Going Concern or Enterprise Values

Ideally, you want the borrower to sell as a going concern, and values have been very good in this respect. After slipping a bit from their 2014 highs, multiples now appear to be back to those historical highs. According to Pitchbook’s 2016 Global PE Deal Multiples Report, released in December 2016, multiples, at least for private equity deals reported, are high (8.2 X EBITDA and 1.5 X revenue). As usual, the multiples experienced for smaller companies are much lower, but they are still attractive. It is important to note that most reported transactions had trailing 12 months (TTM) revenue growth and acquirers anticipating revenue growth in the next 12 months.
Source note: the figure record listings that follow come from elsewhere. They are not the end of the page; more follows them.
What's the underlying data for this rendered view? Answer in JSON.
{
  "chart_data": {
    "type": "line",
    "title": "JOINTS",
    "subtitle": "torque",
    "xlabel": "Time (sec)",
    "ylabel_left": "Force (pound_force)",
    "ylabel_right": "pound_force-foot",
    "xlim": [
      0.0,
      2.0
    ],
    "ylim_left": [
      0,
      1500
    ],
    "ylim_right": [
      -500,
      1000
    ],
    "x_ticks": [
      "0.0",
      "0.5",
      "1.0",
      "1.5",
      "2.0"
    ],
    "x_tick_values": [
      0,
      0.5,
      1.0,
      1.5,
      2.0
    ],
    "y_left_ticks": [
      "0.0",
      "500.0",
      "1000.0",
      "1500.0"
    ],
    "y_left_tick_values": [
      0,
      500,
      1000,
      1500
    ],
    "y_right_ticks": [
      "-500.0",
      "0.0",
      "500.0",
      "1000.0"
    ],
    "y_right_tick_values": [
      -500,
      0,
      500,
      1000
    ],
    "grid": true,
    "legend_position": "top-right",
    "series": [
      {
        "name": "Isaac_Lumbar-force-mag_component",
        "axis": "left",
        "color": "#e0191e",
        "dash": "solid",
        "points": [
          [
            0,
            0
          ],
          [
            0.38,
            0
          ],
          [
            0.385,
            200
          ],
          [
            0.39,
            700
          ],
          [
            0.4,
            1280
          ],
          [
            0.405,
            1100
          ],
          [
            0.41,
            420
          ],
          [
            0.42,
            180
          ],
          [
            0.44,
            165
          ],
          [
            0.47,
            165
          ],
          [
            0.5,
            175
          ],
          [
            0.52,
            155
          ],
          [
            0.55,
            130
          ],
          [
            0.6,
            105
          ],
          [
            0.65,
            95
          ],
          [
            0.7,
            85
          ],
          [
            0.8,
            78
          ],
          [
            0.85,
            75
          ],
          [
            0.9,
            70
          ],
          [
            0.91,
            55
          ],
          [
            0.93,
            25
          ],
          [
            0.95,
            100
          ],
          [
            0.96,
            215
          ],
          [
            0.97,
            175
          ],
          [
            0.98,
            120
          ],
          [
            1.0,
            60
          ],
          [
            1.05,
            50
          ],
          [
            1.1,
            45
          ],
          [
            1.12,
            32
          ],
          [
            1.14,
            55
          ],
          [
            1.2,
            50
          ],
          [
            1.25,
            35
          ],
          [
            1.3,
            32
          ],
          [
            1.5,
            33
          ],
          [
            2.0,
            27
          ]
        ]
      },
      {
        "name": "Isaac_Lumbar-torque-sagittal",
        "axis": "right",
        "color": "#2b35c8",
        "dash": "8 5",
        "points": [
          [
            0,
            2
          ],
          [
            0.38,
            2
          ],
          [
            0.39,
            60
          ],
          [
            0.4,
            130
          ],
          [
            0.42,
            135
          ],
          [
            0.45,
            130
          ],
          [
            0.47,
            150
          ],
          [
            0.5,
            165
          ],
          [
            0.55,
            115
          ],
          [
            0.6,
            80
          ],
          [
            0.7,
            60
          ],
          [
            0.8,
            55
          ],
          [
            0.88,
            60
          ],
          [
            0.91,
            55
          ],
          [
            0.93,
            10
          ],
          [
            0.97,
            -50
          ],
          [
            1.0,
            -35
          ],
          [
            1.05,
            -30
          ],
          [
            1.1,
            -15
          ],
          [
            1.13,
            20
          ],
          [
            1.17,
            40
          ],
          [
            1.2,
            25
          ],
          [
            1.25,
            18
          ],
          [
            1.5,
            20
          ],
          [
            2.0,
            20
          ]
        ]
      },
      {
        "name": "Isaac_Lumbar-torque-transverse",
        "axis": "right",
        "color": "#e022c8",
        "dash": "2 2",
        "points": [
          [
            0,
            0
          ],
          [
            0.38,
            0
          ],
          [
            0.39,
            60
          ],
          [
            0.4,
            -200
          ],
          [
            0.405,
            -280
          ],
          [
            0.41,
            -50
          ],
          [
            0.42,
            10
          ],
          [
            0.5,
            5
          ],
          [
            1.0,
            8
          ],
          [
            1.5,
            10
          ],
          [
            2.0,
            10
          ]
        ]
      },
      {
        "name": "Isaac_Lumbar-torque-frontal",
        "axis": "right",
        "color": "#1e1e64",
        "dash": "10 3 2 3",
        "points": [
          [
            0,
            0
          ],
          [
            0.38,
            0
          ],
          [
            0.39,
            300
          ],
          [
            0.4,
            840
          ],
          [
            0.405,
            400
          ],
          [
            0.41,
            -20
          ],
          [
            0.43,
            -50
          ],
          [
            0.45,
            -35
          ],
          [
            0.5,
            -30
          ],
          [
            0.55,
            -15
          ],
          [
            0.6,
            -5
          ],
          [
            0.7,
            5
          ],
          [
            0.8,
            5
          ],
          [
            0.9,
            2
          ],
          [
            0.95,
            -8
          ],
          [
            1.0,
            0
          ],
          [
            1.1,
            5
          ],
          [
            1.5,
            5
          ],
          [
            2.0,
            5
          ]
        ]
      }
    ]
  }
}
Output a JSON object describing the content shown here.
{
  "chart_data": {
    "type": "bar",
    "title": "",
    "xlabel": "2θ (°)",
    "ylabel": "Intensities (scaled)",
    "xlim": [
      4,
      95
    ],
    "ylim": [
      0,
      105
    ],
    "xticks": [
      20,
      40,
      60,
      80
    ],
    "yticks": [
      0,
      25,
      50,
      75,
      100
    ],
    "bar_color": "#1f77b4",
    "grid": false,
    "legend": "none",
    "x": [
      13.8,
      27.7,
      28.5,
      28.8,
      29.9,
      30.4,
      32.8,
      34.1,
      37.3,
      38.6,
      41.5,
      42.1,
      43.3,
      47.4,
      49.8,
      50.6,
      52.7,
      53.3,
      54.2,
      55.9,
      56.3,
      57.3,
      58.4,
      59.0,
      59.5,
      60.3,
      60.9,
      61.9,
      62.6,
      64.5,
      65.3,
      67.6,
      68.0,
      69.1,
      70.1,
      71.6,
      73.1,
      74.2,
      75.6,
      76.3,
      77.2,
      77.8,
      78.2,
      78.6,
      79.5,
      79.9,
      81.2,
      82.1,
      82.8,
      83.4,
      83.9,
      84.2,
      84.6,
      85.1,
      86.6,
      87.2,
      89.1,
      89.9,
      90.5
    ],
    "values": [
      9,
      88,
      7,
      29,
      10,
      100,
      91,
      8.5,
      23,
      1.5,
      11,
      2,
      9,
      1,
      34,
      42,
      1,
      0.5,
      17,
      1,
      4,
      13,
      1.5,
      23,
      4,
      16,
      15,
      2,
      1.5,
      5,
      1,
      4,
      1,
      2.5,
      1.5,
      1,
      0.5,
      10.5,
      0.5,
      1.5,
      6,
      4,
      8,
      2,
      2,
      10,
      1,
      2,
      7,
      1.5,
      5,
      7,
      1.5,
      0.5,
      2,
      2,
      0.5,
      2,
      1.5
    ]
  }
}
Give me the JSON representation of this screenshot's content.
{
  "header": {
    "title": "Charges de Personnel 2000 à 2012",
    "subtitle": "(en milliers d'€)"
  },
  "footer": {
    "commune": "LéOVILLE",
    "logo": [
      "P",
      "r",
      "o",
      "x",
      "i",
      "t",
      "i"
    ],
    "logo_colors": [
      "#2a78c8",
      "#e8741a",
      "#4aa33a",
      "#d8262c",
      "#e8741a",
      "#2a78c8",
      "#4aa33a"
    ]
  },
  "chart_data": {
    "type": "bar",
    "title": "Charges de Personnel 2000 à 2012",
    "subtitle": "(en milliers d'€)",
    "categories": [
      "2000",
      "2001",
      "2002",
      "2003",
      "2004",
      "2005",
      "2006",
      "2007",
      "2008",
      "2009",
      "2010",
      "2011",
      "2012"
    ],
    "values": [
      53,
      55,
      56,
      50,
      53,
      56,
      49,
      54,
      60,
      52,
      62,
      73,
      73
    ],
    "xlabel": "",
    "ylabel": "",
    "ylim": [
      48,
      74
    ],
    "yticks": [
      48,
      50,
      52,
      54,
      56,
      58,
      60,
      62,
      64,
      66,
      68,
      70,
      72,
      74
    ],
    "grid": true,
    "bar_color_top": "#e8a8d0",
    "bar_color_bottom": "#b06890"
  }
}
If you are looking at a distressed business, these multiples might not tell you much for two reasons:

  1. If your borrower has low, zero or negative EBITDA, these valuation models
    don’t make much sense — any number multiplied by zero is zero.
  2. Of the reported transactions, just 4% had TTM revenue negative 10% or worse.

Expect troubled deals to trade at far below median or mean pricing of healthy private equity (PE) transactions. According to the same Pitchbook report, about 40% of all reported PE deals required seller financing or earnouts. Few bankers are interested in earnouts, so in special situations, deals tend to be all cash, resulting in much higher leverage and a purchase price that will likely rely on asset values, versus multiples, leading to a substantially lower purchase price. All of that notwithstanding, going concern businesses, even storied ones, are in demand and attracting aggressive pricing, and an entirety sale should be pursued to avoid a liquidation.

While these issues aren’t new, it’s important to recognize them as they seem to be common, and they are magnified right now. Keep these concepts in mind as you use your usual tools and experience to get through workouts, and 2017 should be a very good year for you.